Photo 6a:  the Rotary Club

My first week in Poland is a lot about renewing acquaintances.  On Wednesday I had dinner with the UniversityChinese Club – I was not yet in the habit of taking pictures.  On Thursday, dinner at a local small (and locally historic) music hall with the Szczecin International Rotary Club.  Some good conversation.  The past president tells me about the Planet Head Day plans for the Interact Club…

Photo 6b: Rotary meal

My dinner at the Rotary meeting is a salad with some fried chicken (kurczak), some good bread … and very good Polish dark beer (served in a Guinness glass).

Photo 7: Dinner at Cutty Sark Pub

This is dinner on Friday at the Cutty Sark Pub with Cüneyt, a colleague from Turkey.  We talk a lot about the international activities at our Oceanography program at Szczecin.  (I have recently published a paper with another Turkish colleague).  Cüneyt is leaving in two days for a stay at another program in southeastern Poland – the total opposite end of the country from Szczecin.  He works to talk me into doing a talk at a phytoplankton conference there in May.

Photo 8a,b:  Farmers Market

This is my first Saturday morning in Szczecin, so I revert to my old habit of buying eggs (jajka, in cartons of ten) from a guy who comes from a nearby village to sell at the farmers market.  I also buy pears (gruszki) and a coat, as I only came with a light jacket.
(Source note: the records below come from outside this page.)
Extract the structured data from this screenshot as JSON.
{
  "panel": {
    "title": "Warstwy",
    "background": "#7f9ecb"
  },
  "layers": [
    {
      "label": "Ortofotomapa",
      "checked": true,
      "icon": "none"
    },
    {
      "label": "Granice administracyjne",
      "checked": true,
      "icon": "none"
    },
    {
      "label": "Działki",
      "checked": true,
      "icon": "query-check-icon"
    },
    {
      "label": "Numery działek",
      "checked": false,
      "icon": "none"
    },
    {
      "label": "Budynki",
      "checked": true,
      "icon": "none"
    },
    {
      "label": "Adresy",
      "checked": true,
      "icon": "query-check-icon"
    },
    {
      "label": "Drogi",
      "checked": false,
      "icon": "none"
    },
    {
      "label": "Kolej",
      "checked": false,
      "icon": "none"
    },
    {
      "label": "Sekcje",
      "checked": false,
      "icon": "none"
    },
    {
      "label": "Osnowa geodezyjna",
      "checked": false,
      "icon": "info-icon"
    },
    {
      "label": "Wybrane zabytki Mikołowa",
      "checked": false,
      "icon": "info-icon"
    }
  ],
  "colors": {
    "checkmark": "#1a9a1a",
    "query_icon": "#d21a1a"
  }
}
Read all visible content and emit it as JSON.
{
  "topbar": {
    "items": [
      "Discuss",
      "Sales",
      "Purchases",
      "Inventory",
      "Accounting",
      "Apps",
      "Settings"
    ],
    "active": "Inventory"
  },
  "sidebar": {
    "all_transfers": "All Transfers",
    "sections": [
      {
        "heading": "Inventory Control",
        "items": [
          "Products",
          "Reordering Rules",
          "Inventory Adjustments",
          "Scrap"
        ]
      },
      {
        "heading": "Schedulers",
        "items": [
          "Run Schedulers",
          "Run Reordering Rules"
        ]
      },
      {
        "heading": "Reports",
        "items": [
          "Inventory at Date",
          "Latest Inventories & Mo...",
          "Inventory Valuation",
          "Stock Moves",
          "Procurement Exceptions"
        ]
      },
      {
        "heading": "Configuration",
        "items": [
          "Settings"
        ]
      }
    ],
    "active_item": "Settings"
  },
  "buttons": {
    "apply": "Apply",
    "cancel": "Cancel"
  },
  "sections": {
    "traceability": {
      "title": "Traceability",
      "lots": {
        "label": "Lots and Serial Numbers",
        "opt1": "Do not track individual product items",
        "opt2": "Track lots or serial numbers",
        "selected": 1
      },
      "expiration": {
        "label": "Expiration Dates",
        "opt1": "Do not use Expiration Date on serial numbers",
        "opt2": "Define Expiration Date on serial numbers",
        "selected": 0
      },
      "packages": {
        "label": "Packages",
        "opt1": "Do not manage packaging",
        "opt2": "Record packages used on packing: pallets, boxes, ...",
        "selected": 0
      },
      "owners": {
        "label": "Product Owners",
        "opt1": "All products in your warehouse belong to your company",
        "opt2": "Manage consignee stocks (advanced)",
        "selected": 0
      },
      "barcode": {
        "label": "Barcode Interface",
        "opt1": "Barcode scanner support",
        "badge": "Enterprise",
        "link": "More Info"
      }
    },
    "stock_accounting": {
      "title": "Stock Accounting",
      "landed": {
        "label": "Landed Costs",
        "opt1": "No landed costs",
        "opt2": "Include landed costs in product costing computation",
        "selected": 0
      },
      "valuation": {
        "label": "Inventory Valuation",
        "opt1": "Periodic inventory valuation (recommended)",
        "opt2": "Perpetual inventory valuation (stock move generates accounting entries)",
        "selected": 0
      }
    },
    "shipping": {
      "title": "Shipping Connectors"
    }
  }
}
Photo 9:  Dinner with friends

On Saturday (sabota) evening I have dinner with old neighbors and good friends Angieszka Babska and Krystoff Babski (the end of the last name changes with gender) and their twin children Maja (left) and Jeremy (next to the right).  They are 15 years old, and getting ready for high school, which in Poland is three years.  Maya plans to study law and Jeremy chemical engineering; he has already had three years of chemistry (in middle school!).  Krystoff does not come for dinner, but we all get together with another neighbor after dinner.

 

Children’s Cancer Hospital

Amidst the conference, I am asked to visit a local children’s cancer hospital.  This is in my apparent role as a “face” for the developing Planet Head Day in Poland.  I am no particular fan of hospitals but this one is very nice, with lots of children-painted or themed artwork.  I had the opportunity here to interact with Polish leukemia patients, who appreciate pictures of me with a shaved head.

Friends at Cutty Sark

Part of this visit is to go to the International Phycological Congress.  This brings together about 500 scientists and sci-students from around the world, including a fair number that have been students of mine at the siliceousl organism short course that I teach here every two years.  So we have all come together for some pevo at the Cutty Sark – a favorite watering hole near the department.  There must be friends from nearly ten countries sitting around the tables here.

Cemetery

Have visited my old neighbors, and that means another visit to the cemetery.  Poles LOVE cemeteries, and they are pretty sites to visit, since there are flowers everywhere.  No grave – except the German – goes unadorned.  I think these cemeteries tie the Poles to their personal and collective histories.  The first two pictures here show Polish graves from the Battle of Szczecin, along with the monument that celebrates the liberation (well, sort of, this was then a German city being taken over by the Russians and Poles; note the date (April 26th) – this battle was being fought concurrently with the Battle of Berlin.  A great many people dies so that Hitler could have a few more days of life.

The third pictures is a monument dedicated to the Poles who died in concentration camps – gulags – in Russia.  This picture is of part of that monument, off to the right is a long, long list of such camps.